Let’s Follow the Science of Reading
All the science
We must be guided by science.
For two years now, American society has demanded that our decisions be guided by science. The economy and inflation. Vaccines. Masks. Even school operations. In each instance, we seek the evidence — the science — to ensure we are making the best decisions possible for the vast majority of individuals affected.

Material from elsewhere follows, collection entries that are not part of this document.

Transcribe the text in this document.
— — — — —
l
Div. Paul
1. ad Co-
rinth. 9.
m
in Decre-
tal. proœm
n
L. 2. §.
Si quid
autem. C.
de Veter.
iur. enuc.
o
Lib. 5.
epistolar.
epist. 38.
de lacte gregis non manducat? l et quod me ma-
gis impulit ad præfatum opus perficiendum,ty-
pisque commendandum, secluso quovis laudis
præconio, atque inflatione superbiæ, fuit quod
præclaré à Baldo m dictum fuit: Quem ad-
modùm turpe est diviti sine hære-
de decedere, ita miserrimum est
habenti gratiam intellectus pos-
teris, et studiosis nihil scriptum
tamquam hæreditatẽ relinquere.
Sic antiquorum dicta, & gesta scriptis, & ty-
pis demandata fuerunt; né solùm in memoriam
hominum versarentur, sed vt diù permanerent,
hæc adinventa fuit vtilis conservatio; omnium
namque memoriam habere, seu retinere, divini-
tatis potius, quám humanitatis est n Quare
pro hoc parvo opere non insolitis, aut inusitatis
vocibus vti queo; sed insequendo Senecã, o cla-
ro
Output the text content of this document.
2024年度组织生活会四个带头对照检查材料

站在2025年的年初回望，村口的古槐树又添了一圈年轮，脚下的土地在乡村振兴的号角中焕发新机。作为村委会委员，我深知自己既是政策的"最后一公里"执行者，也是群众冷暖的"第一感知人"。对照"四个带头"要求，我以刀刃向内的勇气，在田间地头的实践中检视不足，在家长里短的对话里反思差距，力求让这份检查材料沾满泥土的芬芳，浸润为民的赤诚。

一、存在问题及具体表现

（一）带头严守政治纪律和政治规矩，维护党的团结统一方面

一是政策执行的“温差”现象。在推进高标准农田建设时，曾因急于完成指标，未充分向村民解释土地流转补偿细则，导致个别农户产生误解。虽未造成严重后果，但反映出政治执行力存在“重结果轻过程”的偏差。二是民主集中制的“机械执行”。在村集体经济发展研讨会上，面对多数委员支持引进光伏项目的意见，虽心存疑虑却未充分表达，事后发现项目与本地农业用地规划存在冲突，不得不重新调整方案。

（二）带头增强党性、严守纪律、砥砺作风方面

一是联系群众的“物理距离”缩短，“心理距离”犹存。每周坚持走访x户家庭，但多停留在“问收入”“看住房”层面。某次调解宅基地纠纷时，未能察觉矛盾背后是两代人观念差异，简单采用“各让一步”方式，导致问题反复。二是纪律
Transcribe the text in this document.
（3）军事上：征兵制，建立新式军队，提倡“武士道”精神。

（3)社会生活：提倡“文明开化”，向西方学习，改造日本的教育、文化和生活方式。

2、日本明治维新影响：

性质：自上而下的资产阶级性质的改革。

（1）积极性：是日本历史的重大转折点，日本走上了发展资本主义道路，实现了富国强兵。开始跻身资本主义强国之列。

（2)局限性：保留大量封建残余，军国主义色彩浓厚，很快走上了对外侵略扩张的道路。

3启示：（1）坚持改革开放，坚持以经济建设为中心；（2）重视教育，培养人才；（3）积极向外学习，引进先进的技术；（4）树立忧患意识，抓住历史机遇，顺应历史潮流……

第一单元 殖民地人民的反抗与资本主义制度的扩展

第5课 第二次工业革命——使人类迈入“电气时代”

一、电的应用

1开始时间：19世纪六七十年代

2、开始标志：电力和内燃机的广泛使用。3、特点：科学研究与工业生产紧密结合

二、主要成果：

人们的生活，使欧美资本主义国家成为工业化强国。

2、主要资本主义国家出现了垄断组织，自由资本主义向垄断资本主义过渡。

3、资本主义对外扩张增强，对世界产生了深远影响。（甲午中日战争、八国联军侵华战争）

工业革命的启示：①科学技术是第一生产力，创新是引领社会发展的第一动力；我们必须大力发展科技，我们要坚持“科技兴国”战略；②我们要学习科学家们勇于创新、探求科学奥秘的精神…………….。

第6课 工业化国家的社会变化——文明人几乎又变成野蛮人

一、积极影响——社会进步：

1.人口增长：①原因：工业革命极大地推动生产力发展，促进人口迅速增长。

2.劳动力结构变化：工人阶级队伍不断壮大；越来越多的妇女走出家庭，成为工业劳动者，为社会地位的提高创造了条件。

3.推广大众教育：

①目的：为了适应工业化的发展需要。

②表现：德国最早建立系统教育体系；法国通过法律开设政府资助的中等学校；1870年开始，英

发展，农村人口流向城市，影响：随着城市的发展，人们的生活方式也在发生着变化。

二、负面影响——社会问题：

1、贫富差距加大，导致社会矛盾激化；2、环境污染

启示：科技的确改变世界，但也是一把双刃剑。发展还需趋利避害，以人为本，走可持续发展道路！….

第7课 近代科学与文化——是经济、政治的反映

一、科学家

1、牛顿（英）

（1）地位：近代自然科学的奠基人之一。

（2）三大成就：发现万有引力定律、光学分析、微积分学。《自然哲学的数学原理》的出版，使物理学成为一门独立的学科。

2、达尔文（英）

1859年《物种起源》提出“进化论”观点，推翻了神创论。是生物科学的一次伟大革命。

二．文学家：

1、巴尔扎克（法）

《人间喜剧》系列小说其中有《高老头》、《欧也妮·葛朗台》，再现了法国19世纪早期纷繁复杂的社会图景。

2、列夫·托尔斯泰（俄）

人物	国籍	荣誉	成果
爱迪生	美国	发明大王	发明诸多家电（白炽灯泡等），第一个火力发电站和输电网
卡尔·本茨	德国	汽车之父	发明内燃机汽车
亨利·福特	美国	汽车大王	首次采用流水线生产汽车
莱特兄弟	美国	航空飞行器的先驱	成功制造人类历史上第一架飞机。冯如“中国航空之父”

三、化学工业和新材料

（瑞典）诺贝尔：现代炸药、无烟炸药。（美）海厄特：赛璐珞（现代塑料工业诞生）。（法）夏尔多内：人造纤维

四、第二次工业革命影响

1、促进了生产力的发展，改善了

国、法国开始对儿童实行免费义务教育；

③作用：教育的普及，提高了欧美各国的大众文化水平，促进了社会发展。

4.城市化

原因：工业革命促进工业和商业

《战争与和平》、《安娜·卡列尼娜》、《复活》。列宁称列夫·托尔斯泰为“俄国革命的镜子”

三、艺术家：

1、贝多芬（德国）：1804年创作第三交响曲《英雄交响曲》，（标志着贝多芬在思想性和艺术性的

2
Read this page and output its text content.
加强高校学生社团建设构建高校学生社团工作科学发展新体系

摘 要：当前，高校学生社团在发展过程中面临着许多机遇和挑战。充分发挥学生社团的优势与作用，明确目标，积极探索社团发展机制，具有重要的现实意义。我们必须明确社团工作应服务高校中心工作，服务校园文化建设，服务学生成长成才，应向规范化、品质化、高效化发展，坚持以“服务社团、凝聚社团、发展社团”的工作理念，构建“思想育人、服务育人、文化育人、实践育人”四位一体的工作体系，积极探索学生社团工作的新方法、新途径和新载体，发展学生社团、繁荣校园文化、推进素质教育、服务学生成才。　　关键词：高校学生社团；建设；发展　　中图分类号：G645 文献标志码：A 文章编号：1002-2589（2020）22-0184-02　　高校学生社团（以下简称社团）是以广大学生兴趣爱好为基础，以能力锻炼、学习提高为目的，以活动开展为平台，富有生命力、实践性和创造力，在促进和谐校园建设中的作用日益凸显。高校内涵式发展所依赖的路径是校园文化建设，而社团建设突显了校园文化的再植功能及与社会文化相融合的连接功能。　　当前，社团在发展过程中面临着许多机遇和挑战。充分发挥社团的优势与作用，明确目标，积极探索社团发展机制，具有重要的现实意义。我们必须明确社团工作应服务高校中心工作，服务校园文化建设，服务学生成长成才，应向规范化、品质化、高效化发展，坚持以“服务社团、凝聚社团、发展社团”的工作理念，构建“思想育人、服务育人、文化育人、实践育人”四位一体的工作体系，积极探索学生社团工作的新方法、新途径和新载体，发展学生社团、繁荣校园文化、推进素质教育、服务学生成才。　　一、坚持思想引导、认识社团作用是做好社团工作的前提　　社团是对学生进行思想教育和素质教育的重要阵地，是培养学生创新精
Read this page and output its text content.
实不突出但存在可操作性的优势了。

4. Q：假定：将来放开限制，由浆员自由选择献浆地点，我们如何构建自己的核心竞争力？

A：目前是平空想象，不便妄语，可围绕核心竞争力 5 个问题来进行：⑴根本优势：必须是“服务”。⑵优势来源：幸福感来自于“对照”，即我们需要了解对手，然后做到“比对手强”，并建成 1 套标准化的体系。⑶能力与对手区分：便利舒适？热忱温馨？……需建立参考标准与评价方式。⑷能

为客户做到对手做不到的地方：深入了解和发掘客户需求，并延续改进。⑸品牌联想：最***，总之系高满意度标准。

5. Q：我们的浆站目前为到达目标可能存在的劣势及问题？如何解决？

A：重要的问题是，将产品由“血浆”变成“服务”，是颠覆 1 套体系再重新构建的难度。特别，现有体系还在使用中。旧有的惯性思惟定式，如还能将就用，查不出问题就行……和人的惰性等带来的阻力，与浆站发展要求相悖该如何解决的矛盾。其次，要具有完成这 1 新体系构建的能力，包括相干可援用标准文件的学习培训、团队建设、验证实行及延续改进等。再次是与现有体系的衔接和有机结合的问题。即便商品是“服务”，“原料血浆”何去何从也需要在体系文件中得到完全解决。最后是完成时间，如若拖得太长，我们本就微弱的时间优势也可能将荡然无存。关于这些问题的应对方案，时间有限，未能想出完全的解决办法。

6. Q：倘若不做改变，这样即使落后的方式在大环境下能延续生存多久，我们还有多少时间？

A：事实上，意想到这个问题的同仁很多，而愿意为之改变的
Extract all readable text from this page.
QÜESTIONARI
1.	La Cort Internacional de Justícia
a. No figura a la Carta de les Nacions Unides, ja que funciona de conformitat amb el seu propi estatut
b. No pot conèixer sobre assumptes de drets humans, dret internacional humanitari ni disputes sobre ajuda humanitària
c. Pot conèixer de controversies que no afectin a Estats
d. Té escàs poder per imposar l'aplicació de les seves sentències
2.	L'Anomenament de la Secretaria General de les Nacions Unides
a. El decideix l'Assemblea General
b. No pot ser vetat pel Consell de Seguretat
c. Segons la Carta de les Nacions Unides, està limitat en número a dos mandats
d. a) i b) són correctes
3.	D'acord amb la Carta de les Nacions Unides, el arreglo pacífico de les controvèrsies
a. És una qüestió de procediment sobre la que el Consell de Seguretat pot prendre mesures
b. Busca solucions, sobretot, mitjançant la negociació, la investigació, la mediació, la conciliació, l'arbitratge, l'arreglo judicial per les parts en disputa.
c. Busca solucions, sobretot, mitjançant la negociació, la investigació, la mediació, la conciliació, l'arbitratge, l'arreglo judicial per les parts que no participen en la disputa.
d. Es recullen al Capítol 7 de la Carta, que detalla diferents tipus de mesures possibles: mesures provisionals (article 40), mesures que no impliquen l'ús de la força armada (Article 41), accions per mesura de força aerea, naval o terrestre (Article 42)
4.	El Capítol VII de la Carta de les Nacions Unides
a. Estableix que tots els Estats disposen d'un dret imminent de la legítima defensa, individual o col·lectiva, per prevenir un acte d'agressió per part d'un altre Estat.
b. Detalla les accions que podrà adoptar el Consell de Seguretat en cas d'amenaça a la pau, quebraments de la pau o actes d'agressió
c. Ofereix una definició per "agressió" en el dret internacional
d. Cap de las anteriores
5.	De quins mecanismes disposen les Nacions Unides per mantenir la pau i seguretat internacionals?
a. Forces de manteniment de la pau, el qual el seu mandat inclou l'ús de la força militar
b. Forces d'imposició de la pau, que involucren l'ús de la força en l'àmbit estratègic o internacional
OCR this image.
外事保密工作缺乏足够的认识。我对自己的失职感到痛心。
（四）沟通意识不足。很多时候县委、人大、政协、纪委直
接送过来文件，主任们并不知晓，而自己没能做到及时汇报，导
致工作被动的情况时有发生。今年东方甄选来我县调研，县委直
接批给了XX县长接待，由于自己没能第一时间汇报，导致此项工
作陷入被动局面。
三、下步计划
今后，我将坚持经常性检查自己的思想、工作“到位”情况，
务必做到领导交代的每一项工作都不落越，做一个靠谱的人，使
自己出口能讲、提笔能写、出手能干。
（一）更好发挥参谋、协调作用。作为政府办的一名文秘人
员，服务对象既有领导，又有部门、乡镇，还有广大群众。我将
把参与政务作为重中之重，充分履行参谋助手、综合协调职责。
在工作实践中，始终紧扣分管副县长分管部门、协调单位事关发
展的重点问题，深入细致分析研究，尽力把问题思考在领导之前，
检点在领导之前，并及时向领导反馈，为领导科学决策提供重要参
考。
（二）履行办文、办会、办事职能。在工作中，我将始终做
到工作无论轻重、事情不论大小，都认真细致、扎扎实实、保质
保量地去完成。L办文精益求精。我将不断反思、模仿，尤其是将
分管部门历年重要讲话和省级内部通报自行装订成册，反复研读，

The same has long been true when it comes to literacy and teaching children to read. In 1999 (and updated in 2020), the American Federation of Teachers released Teaching Reading is Rocket Science, a report translating the wealth of reading research into usable information that classroom teachers can use to improve their own teaching and learning. It was followed in 2000 by the groundbreaking Teaching Children to Read report from the National Reading Panel, an effort that analyzed and documented more than 100,000 research studies on effective literacy instruction for young children.
These two reports still stand as the foundational building blocks for what many today refer to as the “science of reading.” The works were important for two reasons. One, they offered a clear blueprint for the skills and abilities needed to get virtually all young learners reading proficiently by the fourth grade. And second, they made clear there was no single silver bullet, no isolated magic elixir that would transform every child into a reader. It requires hard work, science-based foundations, and an integrated approach committed to lifelong literacy skills development.
As the pendulum has swung back and forth on literacy in the United States, from phonics to whole language to SBRR to balanced literacy, one thing has remained constant. After all of the arguments over philosophy and the attacks regarding instructional approaches, only 35 percent of fourth-graders — at least according to NAEP scores — are reading proficiently.
What that should teach us, and what science screams so loudly, is that we need an integrated approach, one that embraces all that the science, the longitudinal data, and the classroom experiences teach us.
Both the AFT and the National Reading Panel have provided a blueprint for the foundational elements needed to teach young children to read. After 21 years, the science is clear. Literacy requires the building blocks of phonics, phonemic awareness, vocabulary, fluency, and comprehension. Aspiring elementary teachers must be taught these fundamentals. Elementary school classrooms must embrace these five areas in their instruction. All learners must be equipped in these basics to both begin to develop as readers and to have the tools necessary to read to learn in the later grades.
Science teaches us that these five areas are non-negotiable when it comes to the teaching of reading. It also shows us, though, that they are but the first piece in an integrated approach to reading instruction that ensures literacy skill acquisition, development, and application throughout a learner’s K-12 career.
Yes, science teaches us to value the longitudinal data found on core approaches like Success for All and Open Court. AND it teaches the importance of rich children’s literature and nursery rhymes and songs for our youngest learners. AND it shows the value of individualized instruction and one-on-one tutoring with programs such as SIPPS. AND it spotlights the value of book choice aligned with both student reading levels and learner interests. AND it demonstrates the value of high-quality, intensive teacher development with programs such as Orton Gillingham. And it shows us how much cognitive science has taught us over the decades AND how much work remains to ensure that science is present in every K-12 classroom in the United States.
If we are to be guided by science, and truly embrace the science of reading, we must lay down the instructional arms we have brandished for years and respect all that the research teaches us. It requires an integrated approach to reading instruction that includes:
- We all must commit to implementing a comprehensive reading program grounded in science. This means that all texts, reading materials, and tests should reflect the critical components of the teaching and learning of literacy.
- Teachers should be provided with preparation in the application of the science of reading instruction, knowing how to successfully apply it in classrooms like theirs, with students like theirs.
- Schools should, once again, make learning to read a priority, providing adequate and uninterrupted time each day for reading instruction and providing science-driving professional development for educators.
- School systems should establish systems to regularly evaluate student progress throughout the school year. This system should use valid and reliable instructional assessments while empowering educators to use data from classroom assessments to determine where and what kind of help is needed at the student, classroom, school, and district levels.
By understanding and using all we know about the science of reading, we can boost student achievement AND develop generations of successful readers with a passion for lifelong learning.
In today’s uncertain world, the tendency is to either ignore the science altogether or to only follow the data which suits our philosophical needs. The time has come to stop the pendulum swings, the fighting, and the “wait and see” approach that too many students, particularly those in high-need schools or those with learning disabilities continue to endure.
It doesn’t take a scientist to know that strong literacy skills prepare children to meet the challenges of education and work and to become productive, participating citizens. The science of reading shows us how virtually all learners can receive the best preparation possible, permanently and without reservation. It now falls to us to embrace science in total, providing learners an integrated approach to literacy that not only empowers them to read to learn, but allows them to read to thrive, succeed, and lead.